Migration tapered off because of the English Civil War (1642-1651) – really a revolution –that ended with the regicide of Charles I in 1649. Ostensibly, England became a republic called the Commonwealth of England (1649 to 1653), but in reality it was a military dictatorship in which Oliver Cromwell (1599- 1658) – a Puritan of the Independent faction – and his New Model Army shared power with the Rump Parliament, and it was succeeded by the Protectorate (1653-1659), a period when Cromwell ruled as tyrant with little pretense of sharing power with an elected legislature. Naturally, royalists called the period between Charles I’s murder and Charles II’s coronation the Interregnum.
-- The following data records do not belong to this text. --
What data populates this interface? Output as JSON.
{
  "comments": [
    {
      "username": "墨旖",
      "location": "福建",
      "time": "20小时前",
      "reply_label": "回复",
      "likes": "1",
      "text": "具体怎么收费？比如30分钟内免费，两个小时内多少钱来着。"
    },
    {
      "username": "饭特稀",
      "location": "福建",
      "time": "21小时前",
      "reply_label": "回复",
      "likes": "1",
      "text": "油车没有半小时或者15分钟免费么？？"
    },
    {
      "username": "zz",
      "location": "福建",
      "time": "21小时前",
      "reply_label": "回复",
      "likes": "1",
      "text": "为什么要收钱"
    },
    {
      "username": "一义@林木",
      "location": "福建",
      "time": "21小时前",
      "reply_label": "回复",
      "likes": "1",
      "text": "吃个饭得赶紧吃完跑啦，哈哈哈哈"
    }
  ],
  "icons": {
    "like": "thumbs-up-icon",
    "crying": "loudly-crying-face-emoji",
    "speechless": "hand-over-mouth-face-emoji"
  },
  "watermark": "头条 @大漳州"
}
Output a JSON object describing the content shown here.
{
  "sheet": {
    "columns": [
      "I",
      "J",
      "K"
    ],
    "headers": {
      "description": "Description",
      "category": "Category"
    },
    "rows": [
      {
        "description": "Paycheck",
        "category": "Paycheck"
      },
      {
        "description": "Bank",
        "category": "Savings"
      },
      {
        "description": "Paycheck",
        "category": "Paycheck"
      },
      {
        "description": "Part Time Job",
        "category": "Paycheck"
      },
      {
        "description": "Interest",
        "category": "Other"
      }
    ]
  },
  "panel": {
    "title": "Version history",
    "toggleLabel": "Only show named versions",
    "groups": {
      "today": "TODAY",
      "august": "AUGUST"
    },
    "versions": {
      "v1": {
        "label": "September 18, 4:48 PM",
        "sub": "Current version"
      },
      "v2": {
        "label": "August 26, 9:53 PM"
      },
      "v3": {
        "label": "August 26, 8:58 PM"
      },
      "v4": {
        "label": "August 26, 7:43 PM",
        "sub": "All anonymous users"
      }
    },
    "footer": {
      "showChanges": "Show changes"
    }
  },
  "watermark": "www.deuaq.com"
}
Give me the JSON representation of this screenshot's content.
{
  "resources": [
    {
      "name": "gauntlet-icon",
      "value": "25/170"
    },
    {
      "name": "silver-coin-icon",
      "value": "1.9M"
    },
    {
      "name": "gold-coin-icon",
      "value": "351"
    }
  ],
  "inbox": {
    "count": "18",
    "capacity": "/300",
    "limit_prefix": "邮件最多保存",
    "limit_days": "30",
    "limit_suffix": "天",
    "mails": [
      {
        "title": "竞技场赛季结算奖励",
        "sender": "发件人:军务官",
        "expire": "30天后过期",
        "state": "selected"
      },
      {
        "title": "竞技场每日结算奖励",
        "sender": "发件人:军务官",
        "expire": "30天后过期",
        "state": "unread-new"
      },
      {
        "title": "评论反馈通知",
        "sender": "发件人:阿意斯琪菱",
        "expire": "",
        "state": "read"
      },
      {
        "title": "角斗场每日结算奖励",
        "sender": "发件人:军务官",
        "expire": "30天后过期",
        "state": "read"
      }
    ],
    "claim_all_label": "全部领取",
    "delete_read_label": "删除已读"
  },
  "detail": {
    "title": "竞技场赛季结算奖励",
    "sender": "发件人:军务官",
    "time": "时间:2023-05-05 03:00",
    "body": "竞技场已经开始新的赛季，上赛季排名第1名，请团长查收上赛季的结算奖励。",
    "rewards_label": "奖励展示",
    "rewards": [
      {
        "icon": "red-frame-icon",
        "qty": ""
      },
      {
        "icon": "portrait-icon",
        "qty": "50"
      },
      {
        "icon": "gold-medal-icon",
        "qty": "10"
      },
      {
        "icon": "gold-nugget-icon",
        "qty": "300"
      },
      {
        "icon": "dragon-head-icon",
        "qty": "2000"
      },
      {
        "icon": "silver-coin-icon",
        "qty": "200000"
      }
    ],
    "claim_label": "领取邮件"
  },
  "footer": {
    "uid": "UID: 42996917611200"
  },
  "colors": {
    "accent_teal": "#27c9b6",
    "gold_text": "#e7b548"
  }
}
The Puritans were English Calvinists (but often at odds with the Presbyterians, who are also Calvinists, both in Scotland and in England) who won the war, but were unable to impose their “pure” vision of Protestantism on the Church of England, which had retained many Catholic rituals, after the Restoration (of Charles II after Cromwell’s death) in 1660. The Puritans were especially strong in East Anglia (Suffolk, Norfolk, Essex, Cambridgeshire and Lincolnshire), a part of England with rich farmlands and a coastline dotted with seaports.
To escape Queen Mary I’s wrath, many prominent English Protestants fled to Geneva, one of two centers of the Protestant Reformation. They encountered one of the Protestant leaders, John Calvin (1509-1564), and came under his influence. This is how they came to adopt the French tradition of singing the psalms.
In Scotland, Calvinists founded the Presbyterian Church. The Congregational Church in the U.S. is Calvinist and comes from the strain of English Calvinism whose members historically had been called Separatists or Independents, as distinguished from English Presbyterians.